Rob Yablon recently posted a terrific new article, Gerrylaundering, criticizing mapmakers who prioritize changing districts as little as possible when they redistrict. Gerrylaundering, Yablon points out, is especially pernicious when the prior plan was a gerrymander. In that case, while nominally neutral, gerrylaundering in fact perpetuates the gerrymander for another decade.

An interesting case of mapmakers trying to get a court to gerrylaunder is ongoing in Wisconsin. Wisconsin’s current maps are among the most gerrymandered in modern American history. But Republican legislators can’t just redraw those maps because the governor, Tony Evers, is a Democrat. So Republicans have gone to the Wisconsin Supreme Court asking it to gerrylaunder for them. According to the legislature’s brief, the court should either adopt the legislature’s new proposed maps (which Evers is sure to veto) or apply a “least change” principle to Wisconsin’s existing gerrymanders.

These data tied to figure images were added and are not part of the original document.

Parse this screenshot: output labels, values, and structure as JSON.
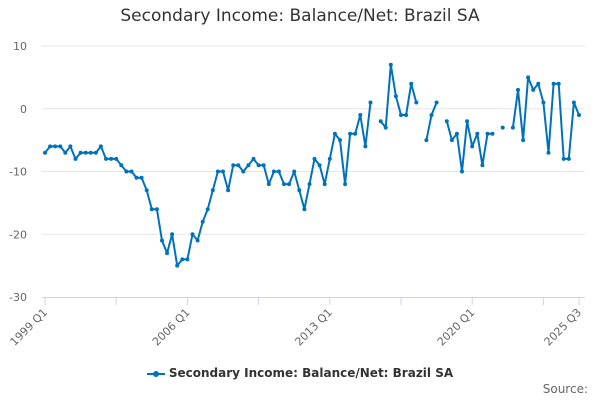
{
  "title": "Secondary Income: Balance/Net: Brazil SA",
  "legend": {
    "label": "Secondary Income: Balance/Net: Brazil SA",
    "color": "#0072bc"
  },
  "source_label": "Source:",
  "colors": {
    "series": "#0072bc",
    "grid": "#e6e6e6",
    "axis": "#ccd6eb",
    "text": "#333333"
  },
  "chart_data": {
    "type": "line",
    "title": "Secondary Income: Balance/Net: Brazil SA",
    "xlabel": "",
    "ylabel": "",
    "ylim": [
      -30,
      10
    ],
    "yticks": [
      10,
      0,
      -10,
      -20,
      -30
    ],
    "xtick_labels": [
      "1999 Q1",
      "2006 Q1",
      "2013 Q1",
      "2020 Q1",
      "2025 Q3"
    ],
    "grid": true,
    "legend_position": "bottom",
    "x_start": "1999 Q1",
    "x_end": "2025 Q3",
    "frequency": "quarterly",
    "series": [
      {
        "name": "Secondary Income: Balance/Net: Brazil SA",
        "values": [
          -7,
          -6,
          -6,
          -6,
          -7,
          -6,
          -8,
          -7,
          -7,
          -7,
          -7,
          -6,
          -8,
          -8,
          -8,
          -9,
          -10,
          -10,
          -11,
          -11,
          -13,
          -16,
          -16,
          -21,
          -23,
          -20,
          -25,
          -24,
          -24,
          -20,
          -21,
          -18,
          -16,
          -13,
          -10,
          -10,
          -13,
          -9,
          -9,
          -10,
          -9,
          -8,
          -9,
          -9,
          -12,
          -10,
          -10,
          -12,
          -12,
          -10,
          -13,
          -16,
          -12,
          -8,
          -9,
          -12,
          -8,
          -4,
          -5,
          -12,
          -4,
          -4,
          -1,
          -6,
          1,
          null,
          -2,
          -3,
          7,
          2,
          -1,
          -1,
          4,
          1,
          null,
          -5,
          -1,
          1,
          null,
          -2,
          -5,
          -4,
          -10,
          -2,
          -6,
          -4,
          -9,
          -4,
          -4,
          null,
          -3,
          null,
          -3,
          3,
          -5,
          5,
          3,
          4,
          1,
          -7,
          4,
          4,
          -8,
          -8,
          1,
          -1
        ]
      }
    ]
  }
}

Harvard Law School’s new Election Law Clinic (in which I teach) filed an amicus brief in this matter on behalf of the plaintiffs from last decade’s Whitford v. Gill litigation. The brief notes that “least change” is nowhere to be found in the Wisconsin Constitution’s list of redistricting criteria. Nor have Wisconsin’s previous line-drawers (legislative or judicial) ever tried to keep old districts intact. Outside Wisconsin as well, least-change is a vanishingly rare and disfavored criterion. Almost no states include it in their redistricting requirements and almost no courts choose to use it — precisely because of how it extends existing biases into the future.